How Teenage Mutant Ninja Turtles Cartoons, Toys, And Chungking Express Inspired Mutant Mayhem
The preview for Jeff Rowe's upcoming animated feature "Teenage Mutant Ninja Turtles: Mutant Mayhem," due in theaters on August 2, 2023, displays a wildly stylized animation technique that makes the characters look like living 3D graffiti. The turtles and most of the supporting cast, while realized via CGI, are given stray "sketch lines," blocky body proportions, and painterly textures, allowing them to look like walking neo-Cubist paintings. The quality of the film's writing or themes cannot be determined until audiences and critics have a chance to see the movie, of course, but the visual style can be enjoyed in brief bursts via its advertising.
The Ninja Turtles were invented by Kevin Eastman and Peter Laird back in 1984 as a satirical response to the ultra-serious tone certain superhero comics were taking at the time (notably Frank Miller's work on "Daredevil"). A few years later, the Turtles exploded into the mainstream with video games, toys, and a whimsical 1987 animated TV series. For a generation of children, the animated series became a pop culture bedrock, with its ridiculousness standing as the central pivot point in the franchise. The series, by the way, featured the already-absurd mutant heroes facing off against a martial arts master and an interdimensional fascist who was a disembodied brain in a robot body, not to mention other mutants. A lot of other mutants.

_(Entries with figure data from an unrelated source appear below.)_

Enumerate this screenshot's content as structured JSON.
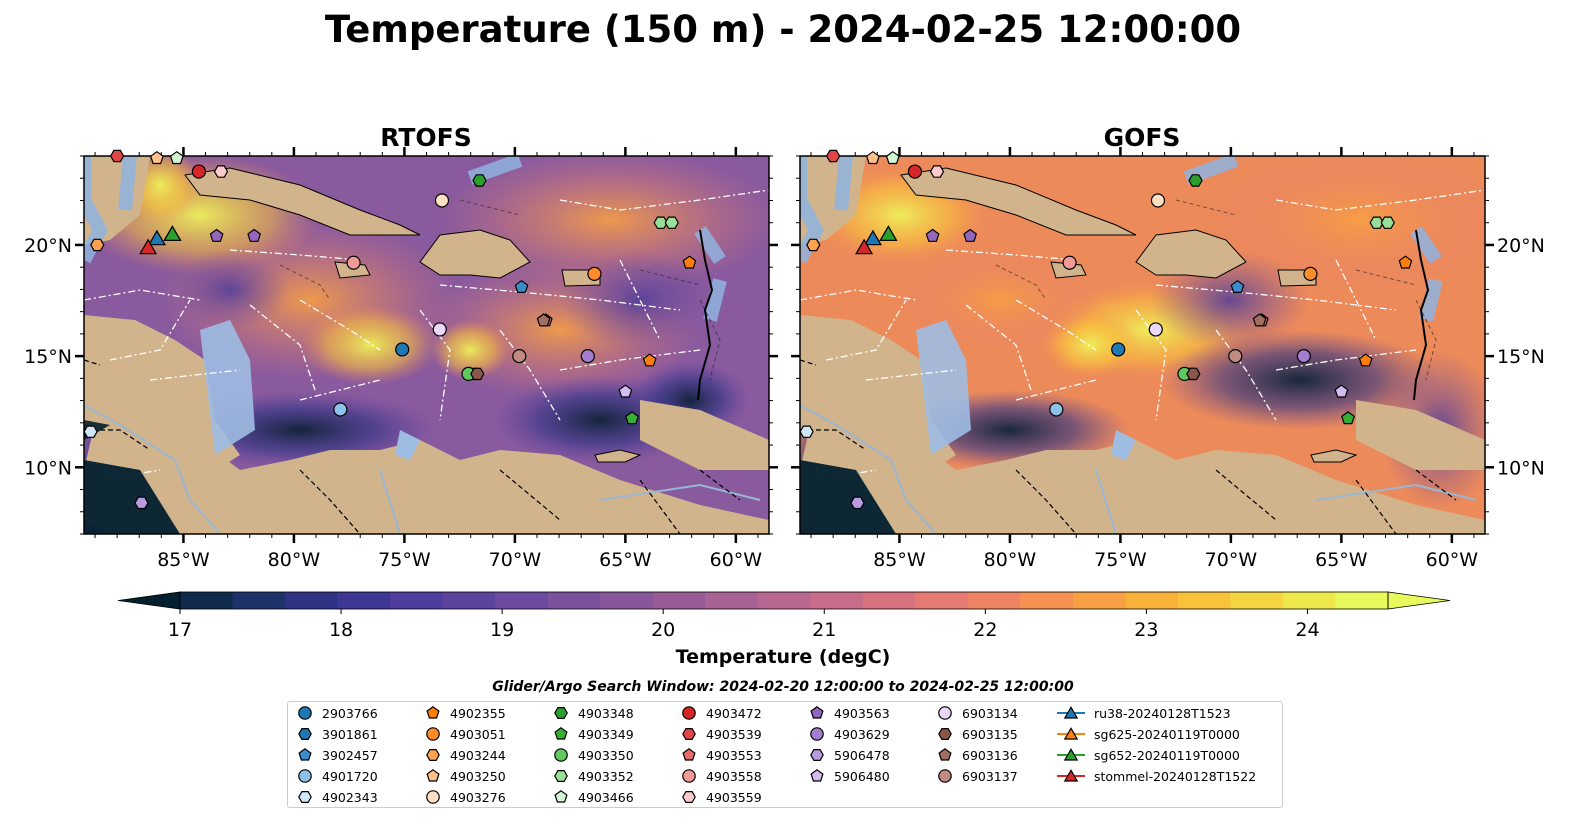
{
  "title": "Temperature (150 m) - 2024-02-25 12:00:00",
  "panels": [
    {
      "title": "RTOFS"
    },
    {
      "title": "GOFS"
    }
  ],
  "axes": {
    "lon_ticks": [
      "85°W",
      "80°W",
      "75°W",
      "70°W",
      "65°W",
      "60°W"
    ],
    "lat_ticks": [
      "20°N",
      "15°N",
      "10°N"
    ],
    "lon_values": [
      -85,
      -80,
      -75,
      -70,
      -65,
      -60
    ],
    "lat_values": [
      20,
      15,
      10
    ],
    "lon_range": [
      -89.5,
      -58.5
    ],
    "lat_range": [
      7,
      24
    ]
  },
  "colorbar": {
    "label": "Temperature (degC)",
    "ticks": [
      "17",
      "18",
      "19",
      "20",
      "21",
      "22",
      "23",
      "24"
    ],
    "range": [
      16.75,
      24.5
    ],
    "extend": "both",
    "colors": [
      "#03202f",
      "#0f2a4b",
      "#1e326a",
      "#2f3385",
      "#3e3793",
      "#4e3d9c",
      "#5c43a0",
      "#6b4a9f",
      "#7a519c",
      "#88569a",
      "#975c97",
      "#a86294",
      "#b86890",
      "#c86d89",
      "#d7727f",
      "#e47a72",
      "#ef8462",
      "#f59151",
      "#f8a043",
      "#f9b13a",
      "#f8c33a",
      "#f4d540",
      "#eee84d",
      "#e8fa5b"
    ]
  },
  "search_window": "Glider/Argo Search Window: 2024-02-20 12:00:00 to 2024-02-25 12:00:00",
  "legend": [
    {
      "label": "2903766",
      "marker": "circle",
      "color": "#1f77b4"
    },
    {
      "label": "3901861",
      "marker": "hexagon",
      "color": "#1f77b4"
    },
    {
      "label": "3902457",
      "marker": "pentagon",
      "color": "#3a8ccd"
    },
    {
      "label": "4901720",
      "marker": "circle",
      "color": "#8dc2e8"
    },
    {
      "label": "4902343",
      "marker": "hexagon",
      "color": "#cfe7f9"
    },
    {
      "label": "4902355",
      "marker": "pentagon",
      "color": "#ff7f0e"
    },
    {
      "label": "4903051",
      "marker": "circle",
      "color": "#ff8c2a"
    },
    {
      "label": "4903244",
      "marker": "hexagon",
      "color": "#ffa34f"
    },
    {
      "label": "4903250",
      "marker": "pentagon",
      "color": "#ffc08a"
    },
    {
      "label": "4903276",
      "marker": "circle",
      "color": "#ffe0c2"
    },
    {
      "label": "4903348",
      "marker": "hexagon",
      "color": "#2ca02c"
    },
    {
      "label": "4903349",
      "marker": "pentagon",
      "color": "#35b035"
    },
    {
      "label": "4903350",
      "marker": "circle",
      "color": "#60c960"
    },
    {
      "label": "4903352",
      "marker": "hexagon",
      "color": "#98e098"
    },
    {
      "label": "4903466",
      "marker": "pentagon",
      "color": "#d2f5d2"
    },
    {
      "label": "4903472",
      "marker": "circle",
      "color": "#d62728"
    },
    {
      "label": "4903539",
      "marker": "hexagon",
      "color": "#e04547"
    },
    {
      "label": "4903553",
      "marker": "pentagon",
      "color": "#e8696a"
    },
    {
      "label": "4903558",
      "marker": "circle",
      "color": "#f29a9a"
    },
    {
      "label": "4903559",
      "marker": "hexagon",
      "color": "#fccaca"
    },
    {
      "label": "4903563",
      "marker": "pentagon",
      "color": "#9467bd"
    },
    {
      "label": "4903629",
      "marker": "circle",
      "color": "#a37dd0"
    },
    {
      "label": "5906478",
      "marker": "hexagon",
      "color": "#b99be0"
    },
    {
      "label": "5906480",
      "marker": "pentagon",
      "color": "#d2bdf0"
    },
    {
      "label": "6903134",
      "marker": "circle",
      "color": "#ead8fa"
    },
    {
      "label": "6903135",
      "marker": "hexagon",
      "color": "#8c564b"
    },
    {
      "label": "6903136",
      "marker": "pentagon",
      "color": "#a36f63"
    },
    {
      "label": "6903137",
      "marker": "circle",
      "color": "#c08c82"
    },
    {
      "label": "ru38-20240128T1523",
      "marker": "triangle-line",
      "color": "#1f77b4"
    },
    {
      "label": "sg625-20240119T0000",
      "marker": "triangle-line",
      "color": "#ff7f0e"
    },
    {
      "label": "sg652-20240119T0000",
      "marker": "triangle-line",
      "color": "#2ca02c"
    },
    {
      "label": "stommel-20240128T1522",
      "marker": "triangle-line",
      "color": "#d62728"
    }
  ],
  "floats": [
    {
      "label": "2903766",
      "lon": -75.1,
      "lat": 15.3
    },
    {
      "label": "3901861",
      "lon": -71.8,
      "lat": 14.2
    },
    {
      "label": "3902457",
      "lon": -69.7,
      "lat": 18.1
    },
    {
      "label": "4901720",
      "lon": -77.9,
      "lat": 12.6
    },
    {
      "label": "4902343",
      "lon": -89.2,
      "lat": 11.6
    },
    {
      "label": "4902355",
      "lon": -62.1,
      "lat": 19.2
    },
    {
      "label": "4903051",
      "lon": -66.4,
      "lat": 18.7
    },
    {
      "label": "4903244",
      "lon": -88.9,
      "lat": 20.0
    },
    {
      "label": "4903250",
      "lon": -86.2,
      "lat": 23.9
    },
    {
      "label": "4903276",
      "lon": -73.3,
      "lat": 22.0
    },
    {
      "label": "4903348",
      "lon": -71.6,
      "lat": 22.9
    },
    {
      "label": "4903349",
      "lon": -64.7,
      "lat": 12.2
    },
    {
      "label": "4903350",
      "lon": -72.1,
      "lat": 14.2
    },
    {
      "label": "4903352",
      "lon": -63.4,
      "lat": 21.0
    },
    {
      "label": "4903466",
      "lon": -85.3,
      "lat": 23.9
    },
    {
      "label": "4903472",
      "lon": -84.3,
      "lat": 23.3
    },
    {
      "label": "4903539",
      "lon": -88.0,
      "lat": 24.0
    },
    {
      "label": "4903553",
      "lon": -68.6,
      "lat": 16.6
    },
    {
      "label": "4903558",
      "lon": -77.3,
      "lat": 19.2
    },
    {
      "label": "4903559",
      "lon": -83.3,
      "lat": 23.3
    },
    {
      "label": "4903563",
      "lon": -81.8,
      "lat": 20.4
    },
    {
      "label": "4903629",
      "lon": -66.7,
      "lat": 15.0
    },
    {
      "label": "5906478",
      "lon": -86.9,
      "lat": 8.4
    },
    {
      "label": "5906480",
      "lon": -65.0,
      "lat": 13.4
    },
    {
      "label": "6903134",
      "lon": -73.4,
      "lat": 16.2
    },
    {
      "label": "6903135",
      "lon": -71.7,
      "lat": 14.2
    },
    {
      "label": "6903136",
      "lon": -68.7,
      "lat": 16.6
    },
    {
      "label": "6903137",
      "lon": -69.8,
      "lat": 15.0
    },
    {
      "label": "4903352",
      "lon": -62.9,
      "lat": 21.0
    },
    {
      "label": "4902355",
      "lon": -63.9,
      "lat": 14.8
    },
    {
      "label": "4903563",
      "lon": -83.5,
      "lat": 20.4
    }
  ],
  "gliders": [
    {
      "label": "ru38-20240128T1523",
      "lon": -86.2,
      "lat": 20.3
    },
    {
      "label": "sg625-20240119T0000",
      "lon": -85.5,
      "lat": 20.5
    },
    {
      "label": "sg652-20240119T0000",
      "lon": -85.5,
      "lat": 20.5
    },
    {
      "label": "stommel-20240128T1522",
      "lon": -86.6,
      "lat": 19.9
    }
  ]
}
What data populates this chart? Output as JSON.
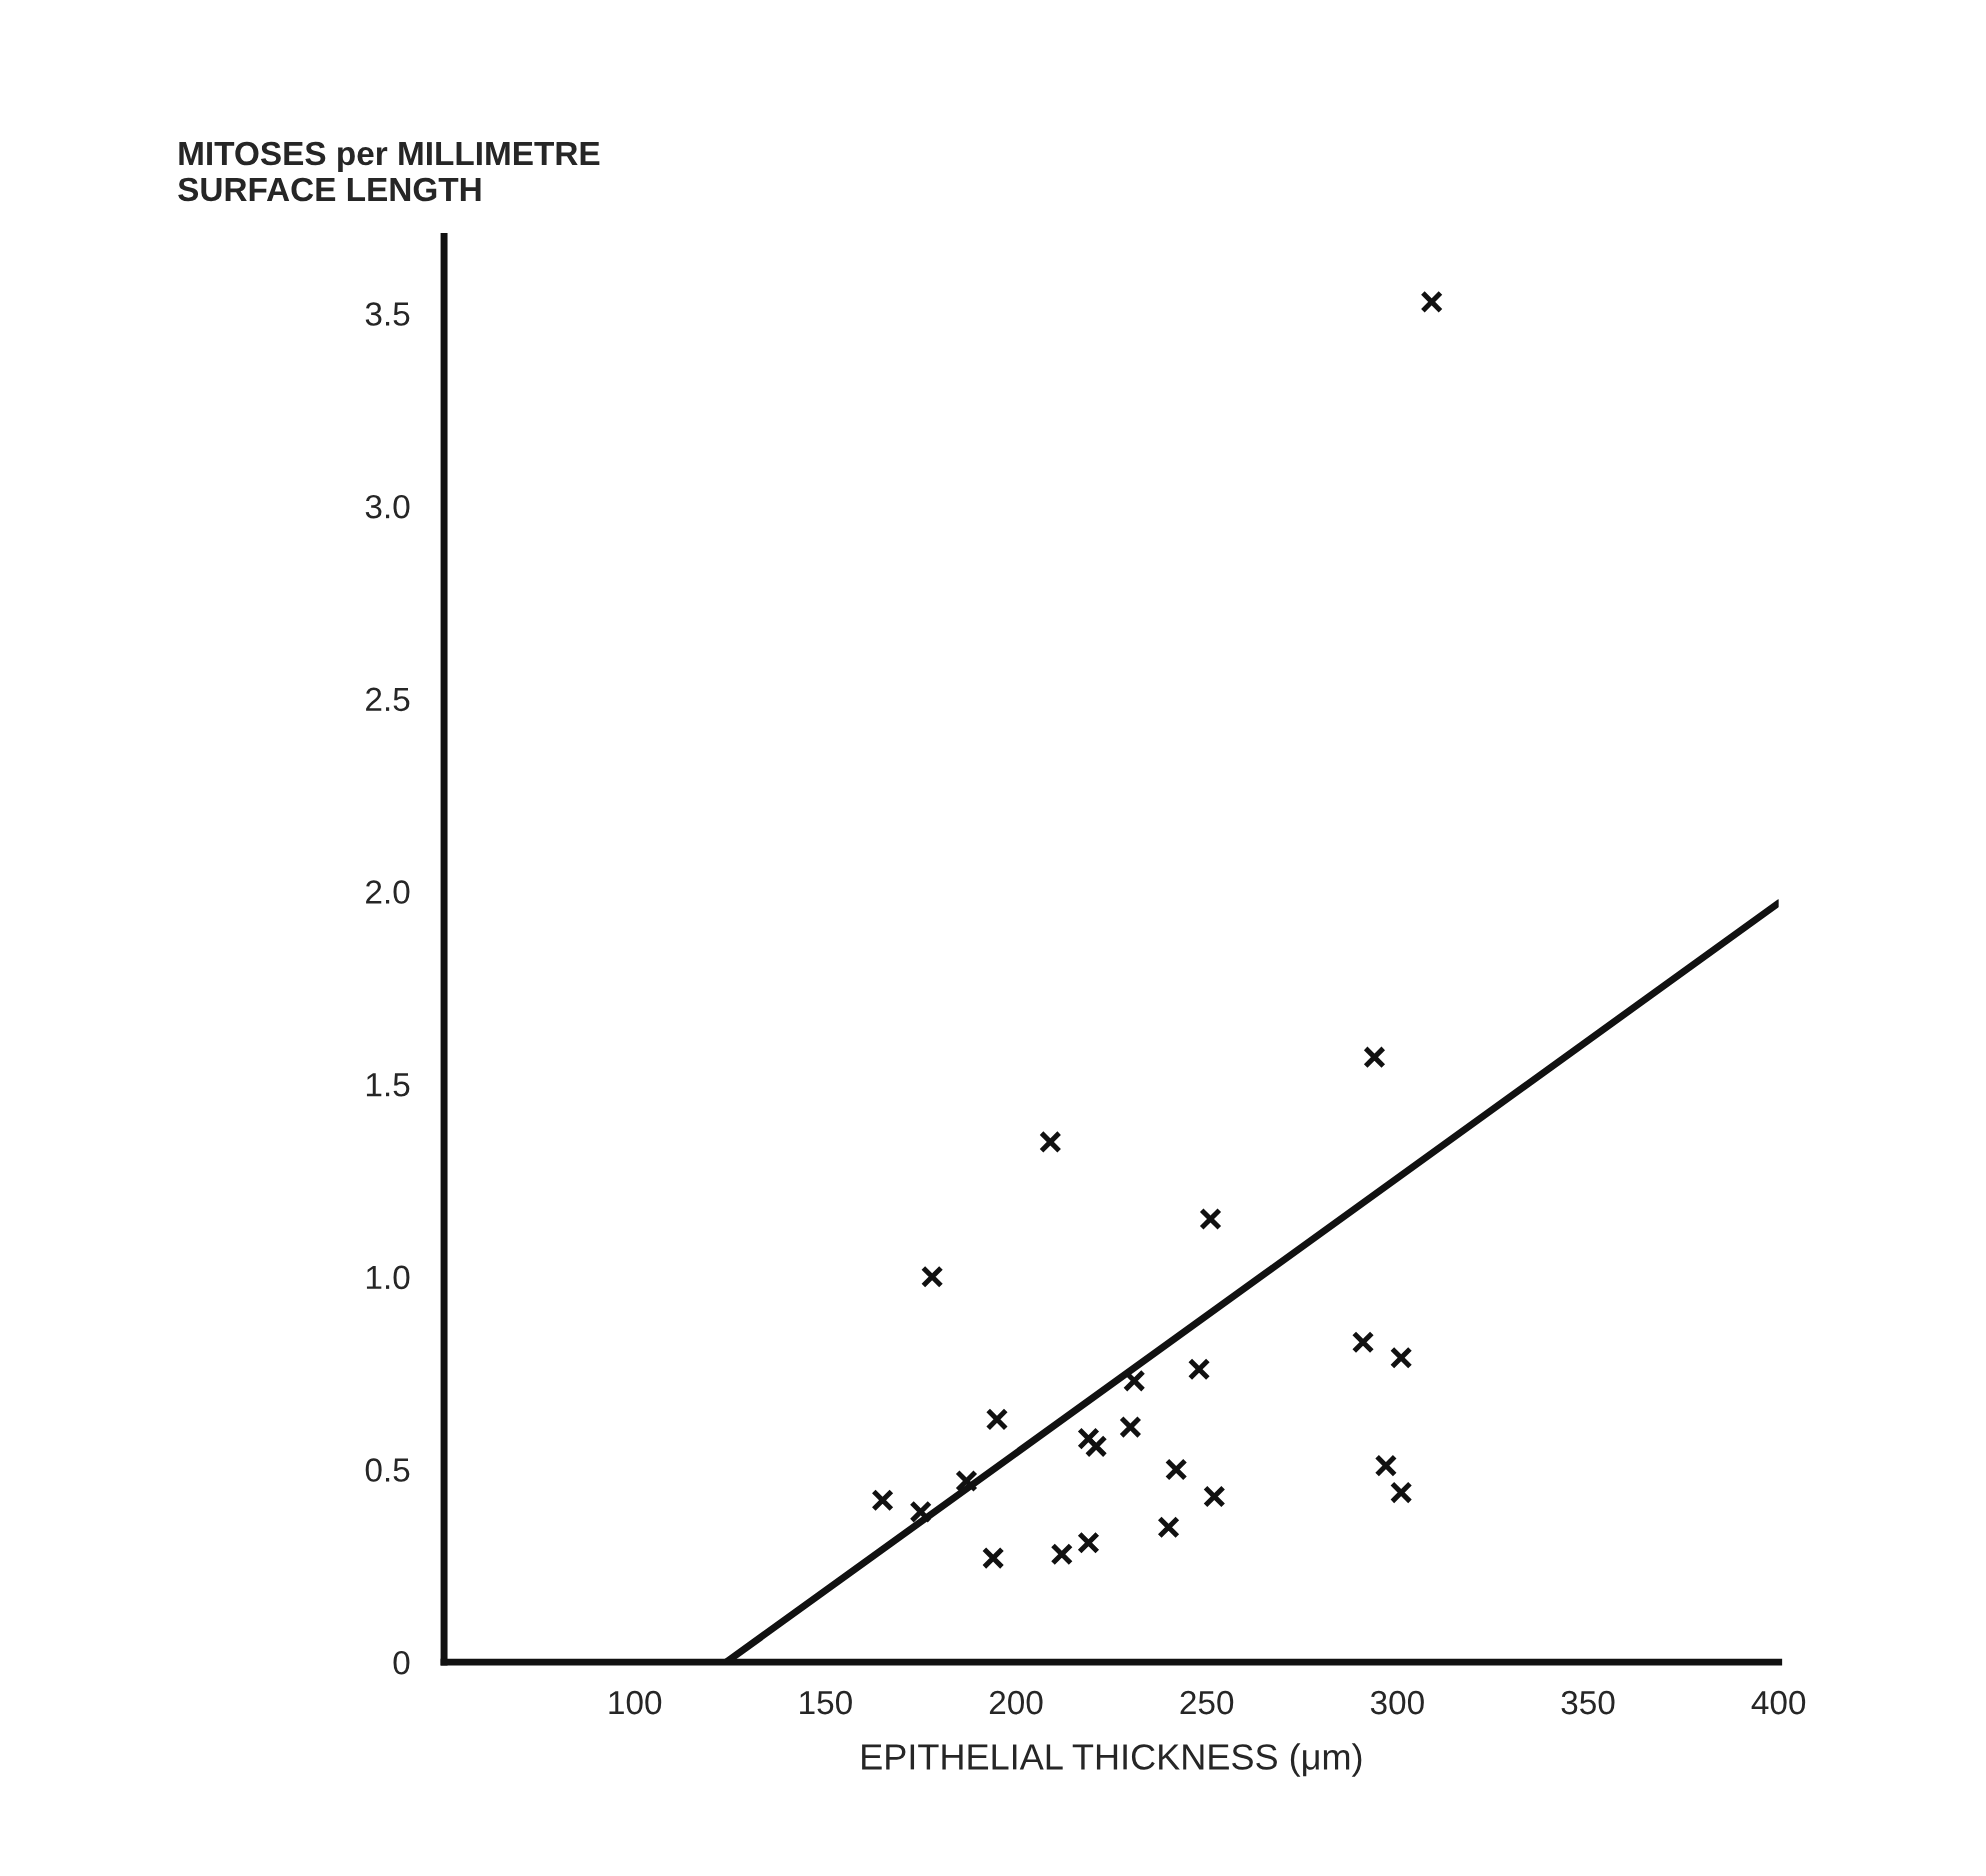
{
  "chart_data": {
    "type": "scatter",
    "xlabel": "EPITHELIAL THICKNESS (μm)",
    "ylabel": "MITOSES per MILLIMETRE\nSURFACE LENGTH",
    "series": [
      {
        "color": "#111111",
        "marker": "cross",
        "x": [
          165,
          175,
          187,
          195,
          194,
          212,
          219,
          219,
          221,
          230,
          231,
          242,
          240,
          248,
          252,
          297,
          301,
          178,
          209,
          251,
          294,
          291,
          301,
          309
        ],
        "values": [
          0.42,
          0.39,
          0.47,
          0.63,
          0.27,
          0.28,
          0.31,
          0.58,
          0.56,
          0.61,
          0.73,
          0.5,
          0.35,
          0.76,
          0.43,
          0.51,
          0.44,
          1.0,
          1.35,
          1.15,
          1.57,
          0.83,
          0.79,
          3.53
        ]
      },
      {
        "type": "line",
        "color": "#111111",
        "marker": "none",
        "line_style": "solid",
        "x": [
          124,
          400
        ],
        "values": [
          0,
          1.97
        ]
      }
    ],
    "xlim": [
      50,
      400
    ],
    "ylim": [
      0,
      3.7
    ],
    "xticks": [
      100,
      150,
      200,
      250,
      300,
      350,
      400
    ],
    "yticks": [
      0,
      0.5,
      {
        "value": 1,
        "label": "1.0"
      },
      1.5,
      {
        "value": 2,
        "label": "2.0"
      },
      2.5,
      {
        "value": 3,
        "label": "3.0"
      },
      3.5
    ],
    "grid": false,
    "legend": false
  }
}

In a recent interview with Variety, "Mutant Mayhem" production designer Yashar Kassai cited the 1987 TV series as the primary inspiration for his film, as well as a perhaps-unexpected source. Kassai noted that Wong Kar-Wai's celebrated 1994 crime diptych "Chungking Express" served as a major influence as well.
Chungking Express
"Chungking Express" caused a notable stir in the indie film scene in 1994, garnering a great deal of critical attention and audience acclaim. It was touted vocally by director Quentin Tarantino, who had just become a darling in the film world thanks to the then-brand-new "Pulp Fiction." Wong's film tells two stories, each one a romance between a cop and a criminal. It was cited as the eighth-best movie of all time in the 2002 Sight & Sound poll.
"Chungking Express" was partially shot by Christopher Doyle, one of the better cinematographers currently working, and he captures light that seems to be hanging in the air or emanating from the hearts of the characters. Everything is shockingly colored and warm, and the characters are all dressed in colorful, wild, stylish outfits. It's easy to see how an animator or production designer like Kassai might draw influence from Doyle's look and Wong's direction. Kassai said in Variety:
"We were also heavily inspired by films like 'Chungking Express.' The Turtles are hiding from humans so it all takes place at night, and these kids have to hide in the shadows because they want to be a part of human society but they feel kind of unsafe when they're around humans because of what their dad has told them about humans. So they cannot be like on a sunlit beach or on a sunny day in, like, Central Park. We spent a lot of time diversifying what New York at nighttime looks like and giving it a variety of different color schemes."
If one sees a lot of reds and garishly-lit alleyways, that would be the Wong influence.
The 1987 animated series
But the primary influence for "Mutant Mayhem," Kassai said, was the 1987 TV series. The playful level of that show's naturally accepted weirdness was their aim. For one, the premise — teenage, mutant, ninja turtles — was presented matter-of-factly, as if that's the most natural thing in the world. When other creatures and aliens appeared, it was an expected outcropping of the world. Because the title characters were teenagers, there was a great deal of immature humor involved. As Kassai said:
"Our Holy Grail of the entire franchise has always been the late '80s cartoon, the original series, and that really wacky toy line that came out during the early '90s [...] We were looking back to the time when sophomoric gross-out humor was the comedic style of the day. So we started there, but then we added the teenage drawing aspect on top of it as a very strong top layer."
It should be noted that the 1987 series and the 1990 toy lines were also a primary influence on the 2016 live-action/animated film "Teenage Mutant Ninja Turtles: Out of the Shadows," a supremely silly and rather entertaining film that featured notable toy references (a van could fling manhole covers as weapons) and weird villains (Krang the disembodied brain was the antagonist). "Mutant Mayhem" will be the seventh feature film to star the Ninja Turtles, and one can only hope it nails the right tone while still finding a place in the hearts of young fans and some of the older ones.